SAD symptoms include:


● A feeling of depression that stays most of the day

● A loss of interest in activities

● Relationship problems

● Craving carbohydrates

● Low energy

● Sleeping issues

● Sleeping late or oversleeping

● Changes in weight or appetite

● A feeling of sluggishness or agitation

● Heaviness in the arms or legs

● Trouble concentrating

● A feeling of hopelessness, worthlessness or guilt

● Thoughts of death or suicide


Most people have some of these symptoms in the winter, but not everyone has SAD. The difference between mild “winter blues” and clinical SAD is whether these symptoms are disruptive to daily life. If you’re in danger of losing your job because you are frequently late, or your relationship is on ice because you won’t go out with your spouse in the winter, you might need to talk to your doctor or therapist. If you’re experiencing suicidal thoughts, seek help immediately.


The National Health Service in Great Britain says that the cause of SAD isn’t fully understood, but it’s believed that the lack of daylight in winter may be a cause.

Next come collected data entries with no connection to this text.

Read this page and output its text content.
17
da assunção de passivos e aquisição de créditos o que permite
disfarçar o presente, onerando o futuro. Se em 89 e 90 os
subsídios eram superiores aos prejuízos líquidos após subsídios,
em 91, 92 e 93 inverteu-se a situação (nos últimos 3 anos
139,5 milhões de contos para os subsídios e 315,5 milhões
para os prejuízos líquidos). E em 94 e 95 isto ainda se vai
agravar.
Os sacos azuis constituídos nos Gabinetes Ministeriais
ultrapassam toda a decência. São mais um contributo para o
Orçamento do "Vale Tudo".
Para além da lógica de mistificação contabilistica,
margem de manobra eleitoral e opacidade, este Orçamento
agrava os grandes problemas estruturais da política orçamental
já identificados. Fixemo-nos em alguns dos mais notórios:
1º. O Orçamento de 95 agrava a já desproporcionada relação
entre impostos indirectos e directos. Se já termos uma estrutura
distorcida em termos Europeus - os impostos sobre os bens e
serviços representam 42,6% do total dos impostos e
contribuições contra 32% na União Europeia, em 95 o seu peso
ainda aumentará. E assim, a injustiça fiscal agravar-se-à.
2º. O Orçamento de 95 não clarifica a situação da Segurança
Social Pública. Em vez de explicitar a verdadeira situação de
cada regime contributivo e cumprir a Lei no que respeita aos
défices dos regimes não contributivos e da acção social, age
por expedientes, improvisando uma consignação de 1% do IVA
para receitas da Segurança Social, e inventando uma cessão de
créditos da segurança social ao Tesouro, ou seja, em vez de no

The lower light causes the hypothalamus to malfunction, which means your brain may get more melatonin, which causes sleepiness. You may also produce less serotonin, which causes depression. Genetics is another potential cause.


People who suffer from SAD are also at risk of developing substance abuse disorder or relapsing, if they’re in recovery. One study found that those with SAD had a higher incidence of alcoholism. It may be because people spend more time indoors in the winter, which puts them in closer proximity to alcohol, or it may be because some depressed people try to self-medicate with alcohol. Whatever the reason, if you have SAD, be conscious of this connection.


If you suffer from SAD or believe you do, see your doctor about possible therapies. SAD can be treated with medication, talk or light therapy. You can also help make yourself feel better by spending more time in the daylight. Depending on where you live, this can be difficult, but just taking a short walk around the block on your lunch break can help ward off the sadness. It’s also very important to keep your home decluttered and tidy to help avoid increases in anxiety.


Exercise is also an important part of therapy for SAD or any other type of depression or anxiety. Exercise helps increase serotonin levels in the brain, which help prevent depression. If you are having trouble getting off the couch, exercise might seem like a terrible idea. But after you’ve spent about 20 minutes doing some light exercise, you’ll feel much better. Activities like outdoor team sports are a great way to combine physical activity, time in the sunlight, and social interaction, all of which can help ease depression. Just make sure you invest in the right apparel and equipment to keep yourself warm during the winter months.


Winter comes every year, so it’s not something most of us can avoid. Knowing yourself and your ability to cope with the cold and darkness can help you make a plan to get through it. Work with your doctor to make a plan to pull yourself into the light, and you’ll soon feel much better.